Funding rounds are still happening, and money is still available, according to top venture capitalists. But entrepreneurs are competing for a shrinking pot. According to Julie Meyer, chief executive at Adriadne Capital, most early-stage companies will be forced to scrape from nearby sources. "Right now, for a pure startup, you'll really need to rely on your friends and family," Meyer advised. "It's time for boot-strapping or that very close circle."

Undoubtedly, money is shrinking. But by how much? Charles Grimsdale, cofounder of Eden Ventures, estimated that available financing will shrink by 30 percent compounded annually given current outlooks. "There is still some money, but the pool is shrinking," Grimsdale relayed.

So, how does one woo coveted dollars - or euros or pounds? Broadly speaking, almost any investment vehicle is a loser in the current climate, and that makes a promising startup a theoretical possibility. "A lot of investors are looking for alternative investments, because their money is not in real estate or the stock market," said Michael Bornhausser, head of Yabo Consult. Whether that cash is safer within a music-specific startup remains questionable, though perhaps the right pitch, vision and team can rustle funds.

For the rest, the well is quickly drying.
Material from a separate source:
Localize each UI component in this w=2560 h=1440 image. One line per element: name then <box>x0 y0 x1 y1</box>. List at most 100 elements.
But that is not necessarily a bad thing, especially for a lean-and-mean company. "Startups can fare well in down economies, but you've got to be careful about how much cash you consume," Grimsdale said. "But no one else is getting financed either, and there's less competition. It can be a great time to start a business."

Meanwhile, music-related funding announcements continue to emerge. That includes ReverbNation, which just grabbed a $3 million series B from ETF Venture Funds, Novak Biddle Venture Partners and Southern Capitol Venture. Elsewhere, ad-supported digital music play Spotify, a Swedish company, has reportedly rustled $21 million from an investment group that includes Northzone Venture Partners, according to TechCrunch.

But those deals may have been in the pipeline for months, and all of the rounds predate the relatively recent financial meltdown. On that point, Grimsdale told Digital Music News that time horizons on deals "totally vary," and discussions can predate an announcement by many months. That makes it difficult to project dealflow into the future, though the pace of funding will undoubtedly slow.